Overall, the survey ranks Hong Kong as having the freest economy in the world, followed by Singapore and Bahrain. The U.S. tied for fifth place with Switzerland.
The survey says Cuba, Laos and North Korea have the least free economies in the world.
The country making the biggest improvement in economic freedom since 1995 is Moldova (96). The survey says that Moldova has made steady progress in stabilizing the economy and laying the groundwork for the creation of a market infrastructure.
Belarus (135) was among those nations suffering the biggest declines since 1995. The survey said Belarus had dramatically increased price control and business regulations and decreased the protection of private property.
Overall, Estonia (17) ranked the highest of the countries of the former Communist Bloc, while the Czech Republic (20) followed close behind. Both countries were ranked higher than the Netherlands, Denmark, Finland, Germany, France, Spain Norway and Sweden, to name a few.
The survey also said Latvia (62), Hungary (66), Poland (69), Lithuania (74) and Romania (94) were making steady progress toward economic freedom.
Russia also showed some improvement, moving up in its ranking from last year (120 to 104), thanks to a 37 percent drop in its average tariff rate, and to the fact that countries once rated above it saw their scores drop.
Armenia (104) and Georgia (114) also made slight improvements in their ranking from last year although both still fall in the category of "mostly unfree." The survey cited both nations as struggling with high inflation and an active black market.
Slovakia (77) and Slovenia (80) are among the few countries that neither improved or declined its ranking from last year.
According to the survey, the Slovak government has made important progress on reducing inflation, but has also increased trade barriers, negating the progress.
Slovenia, too, had uneven economic progress, according to the survey.
The survey praised Slovenia for opening its borders to foreign investment and improving protection of private property, but criticized the government for increasing its control over certain industries.
Among those nations showing a decline or no improvement in economic freedom are Bulgaria (114), Croatia (120) and Ukraine (125).
Azerbaijan (143) and Bosnia (152) also fared poorly, their economies ranking as "repressed." Both countries scored even lower than some of the poorest countries in Africa.
According to the survey, the nations of Central Asia performed "disappointingly."
In their first appearance on the survey, Kyrgyzstan (132), Kazakhstan (136), Tajikistan (143), Turkmenistan (145) and Uzbekistan (146) all ranked at the bottom of the survey and are considered to have "repressed" economies.
Melanie Kirkpatrick, an assistant editor at the Wall Street Journal and a co-author of the survey, told reporters that she was "surprised" by the low level of economic freedom in the nations of Central Asia.
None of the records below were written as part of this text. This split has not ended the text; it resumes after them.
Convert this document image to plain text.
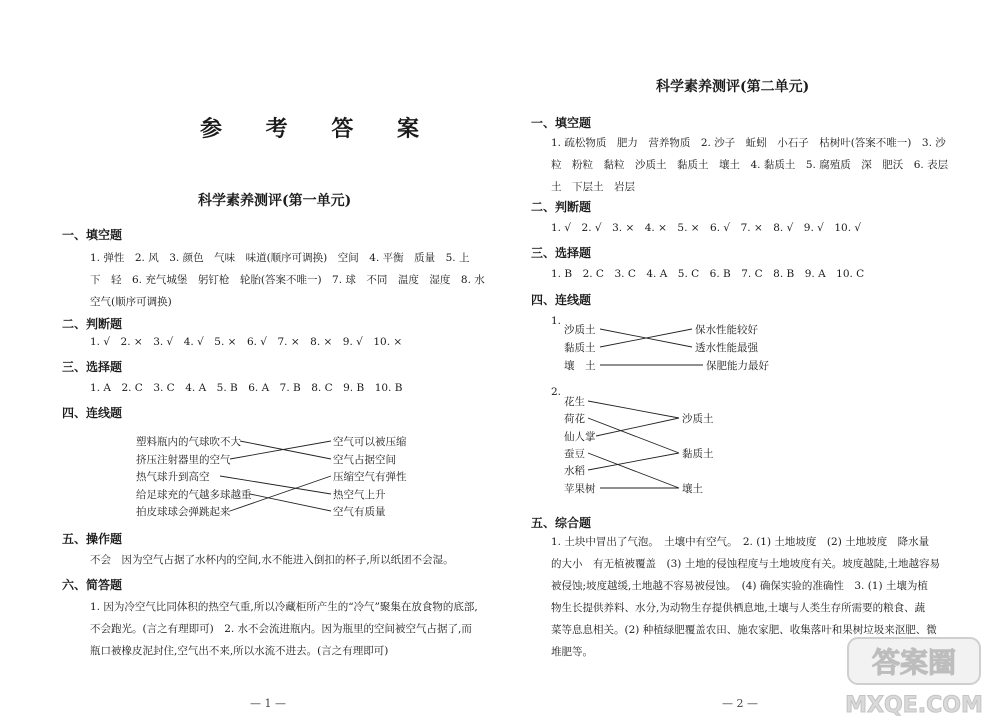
参 考 答 案
科学素养测评(第一单元)
一、填空题
1. 弹性　2. 风　3. 颜色　气味　味道(顺序可调换)　空间　4. 平衡　质量　5. 上
下　轻　6. 充气城堡　躬钉枪　轮胎(答案不唯一)　7. 球　不同　温度　湿度　8. 水
空气(顺序可调换)
二、判断题
1. √　2. ×　3. √　4. √　5. ×　6. √　7. ×　8. ×　9. √　10. ×
三、选择题
1. A　2. C　3. C　4. A　5. B　6. A　7. B　8. C　9. B　10. B
四、连线题
塑料瓶内的气球吹不大
挤压注射器里的空气
热气球升到高空
给足球充的气越多球越重
拍皮球球会弹跳起来
空气可以被压缩
空气占据空间
压缩空气有弹性
热空气上升
空气有质量
五、操作题
不会　因为空气占据了水杯内的空间,水不能进入倒扣的杯子,所以纸团不会湿。
六、简答题
1. 因为冷空气比同体积的热空气重,所以冷藏柜所产生的“冷气”聚集在放食物的底部,
不会跑光。(言之有理即可)　2. 水不会流进瓶内。因为瓶里的空间被空气占据了,而
瓶口被橡皮泥封住,空气出不来,所以水流不进去。(言之有理即可)
— 1 —
科学素养测评(第二单元)
一、填空题
1. 疏松物质　肥力　营养物质　2. 沙子　蚯蚓　小石子　枯树叶(答案不唯一)　3. 沙
粒　粉粒　黏粒　沙质土　黏质土　壤土　4. 黏质土　5. 腐殖质　深　肥沃　6. 表层
土　下层土　岩层
二、判断题
1. √　2. √　3. ×　4. ×　5. ×　6. √　7. ×　8. √　9. √　10. √
三、选择题
1. B　2. C　3. C　4. A　5. C　6. B　7. C　8. B　9. A　10. C
四、连线题
1.
沙质土
黏质土
壤　土
保水性能较好
透水性能最强
保肥能力最好
2.
花生
荷花
仙人掌
蚕豆
水稻
苹果树
沙质土
黏质土
壤土
五、综合题
1. 土块中冒出了气泡。　土壤中有空气。　2. (1) 土地坡度　(2) 土地坡度　降水量
的大小　有无植被覆盖　(3) 土地的侵蚀程度与土地坡度有关。坡度越陡,土地越容易
被侵蚀;坡度越缓,土地越不容易被侵蚀。　(4) 确保实验的准确性　3. (1) 土壤为植
物生长提供养料、水分,为动物生存提供栖息地,土壤与人类生存所需要的粮食、蔬
菜等息息相关。(2) 种植绿肥覆盖农田、施农家肥、收集落叶和果树垃圾来沤肥、微
堆肥等。
— 2 —
答案圈
MXQE.COM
Kirkpatrick said she had interviewed a number of Central Asian leaders over the past few years and was impressed by their articulate and ambitious plans for their economies.
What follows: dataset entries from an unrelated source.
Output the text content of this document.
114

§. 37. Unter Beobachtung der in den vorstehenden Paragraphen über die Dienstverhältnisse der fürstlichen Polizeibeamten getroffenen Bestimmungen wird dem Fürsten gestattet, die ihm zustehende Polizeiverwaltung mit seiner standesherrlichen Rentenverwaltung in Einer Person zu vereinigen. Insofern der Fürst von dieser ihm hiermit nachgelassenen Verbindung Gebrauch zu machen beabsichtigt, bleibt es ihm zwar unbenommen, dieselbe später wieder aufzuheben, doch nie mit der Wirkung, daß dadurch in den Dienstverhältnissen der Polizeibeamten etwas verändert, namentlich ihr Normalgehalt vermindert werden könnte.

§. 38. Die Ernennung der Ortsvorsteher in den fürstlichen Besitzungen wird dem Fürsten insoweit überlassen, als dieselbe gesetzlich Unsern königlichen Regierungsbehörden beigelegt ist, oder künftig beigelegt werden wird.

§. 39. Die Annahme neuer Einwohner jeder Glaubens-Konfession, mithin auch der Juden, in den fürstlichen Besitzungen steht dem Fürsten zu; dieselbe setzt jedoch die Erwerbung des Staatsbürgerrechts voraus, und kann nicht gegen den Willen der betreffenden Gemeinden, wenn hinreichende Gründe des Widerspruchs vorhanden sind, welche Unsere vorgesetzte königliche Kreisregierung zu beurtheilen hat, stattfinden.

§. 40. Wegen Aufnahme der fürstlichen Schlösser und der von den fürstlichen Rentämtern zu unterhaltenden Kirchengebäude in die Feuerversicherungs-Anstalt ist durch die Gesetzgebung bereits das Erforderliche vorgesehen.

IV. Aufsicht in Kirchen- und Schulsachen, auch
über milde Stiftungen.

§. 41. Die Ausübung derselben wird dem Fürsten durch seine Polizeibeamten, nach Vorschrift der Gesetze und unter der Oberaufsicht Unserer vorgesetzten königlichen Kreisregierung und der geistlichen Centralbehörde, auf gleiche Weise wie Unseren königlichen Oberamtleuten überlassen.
Says Kirkpatrick: "But when I read the finding this year on the various Central Asian economies, I was surprised that they had made so little progress toward opening their economies."
On a positive note, Kirkpatrick added that it wouldn't surprise her to see the countries of Central Asia move up in the ranking over the next few years.
Says Kirkpatrick: "I think there are a lot of people there who understand what they have to do, but they haven't formed the political will yet to do it."